A la fecha actual del 19 de octubre, los contagios en el Paraguay, según los datos del Ministerio de Salud, son 56.073. En el Departamento Central, donde se ubica Ypacaraí, los casos han sido, a la misma fecha, 23.762. En la ciudad de Ypacaraí se han registrado 178 casos, una incidencia del 0,6 % de la población del distrito y del 0,7 % de todos los casos positivos del Departamento Central. Los datos muestran la maduración de una cierta conciencia de la población, aunque todavía se necesita un cambio en el estilo de vida de las personas, sea con relación al COVID, sea, sobre todo, con referencia al dengue. En efecto, es esta la epidemia que generalmente satura el sistema sanitario local.

El año pasado hubo 2.200 casos, con una alta tasa de infestación en la ciudad que alcanzó el 34 %. La prevención depende mucho de la conciencia de la gente, en mantener limpio el propio patio y la propia casa para no permitir que se reproduzcan los mosquitos, que transmiten la enfermedad. También para el dengue ha sido hecho un trabajo de sensibilización y el índice de infestación larvaria actual es de 2,4 %, y, a este propósito, le agradezco a la parroquia porque, como escucho a menudo, siempre se compromete a hablar con los fieles sobre estos temas. Con la próxima temporada de las lluvias, sin embargo, el riesgo se presenta de nuevo y la combinación del dengue con el COVID, además, sería desastroso.

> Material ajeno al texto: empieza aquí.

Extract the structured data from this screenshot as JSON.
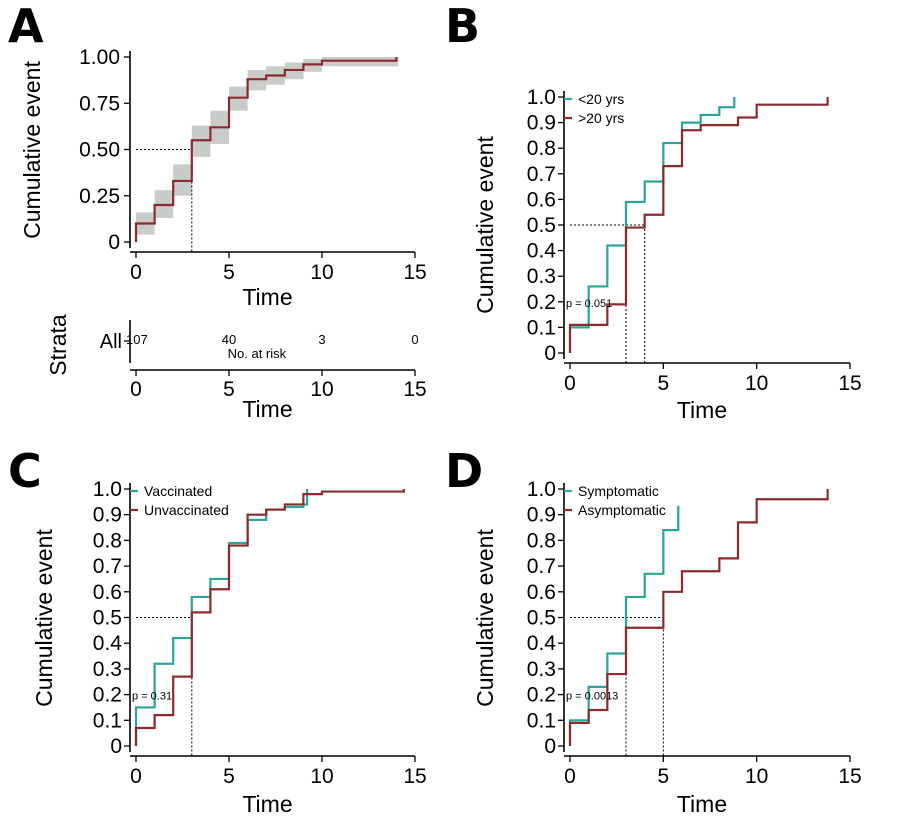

En ámbito de política de salud pública, la participación social es siempre necesaria, porque todos somos responsables de la salud nuestra y de los demás. En este sentido, otro factor que debe cambiar culturalmente atañe a la alimentación, de la que dependen enfermedades como la hipertensión y la diabetes, entre las más difundidas en el Paraguay, con una mortalidad muy alta. Cambiar la alimentación es una de las cosas más difíciles. Se necesita insistir sobre el cambio de los estilos de vida para el bien propio y de los demás.

En esto la parroquia puede ayudar mucho, sea en continuar la sensibilización que ya desarrolla tratando de estos temas con los fieles, sea en continuar con el sostén espiritual, muy importante para nosotros médicos y enfermeros, y por lo cual le agradecemos al equipo de la parroquia y al P. Emilio, también por los mensajes de apoyo que nos han dirigido, acordándose de nosotros, que, a veces con temor y miedo, continuábamos enfrentando la situación.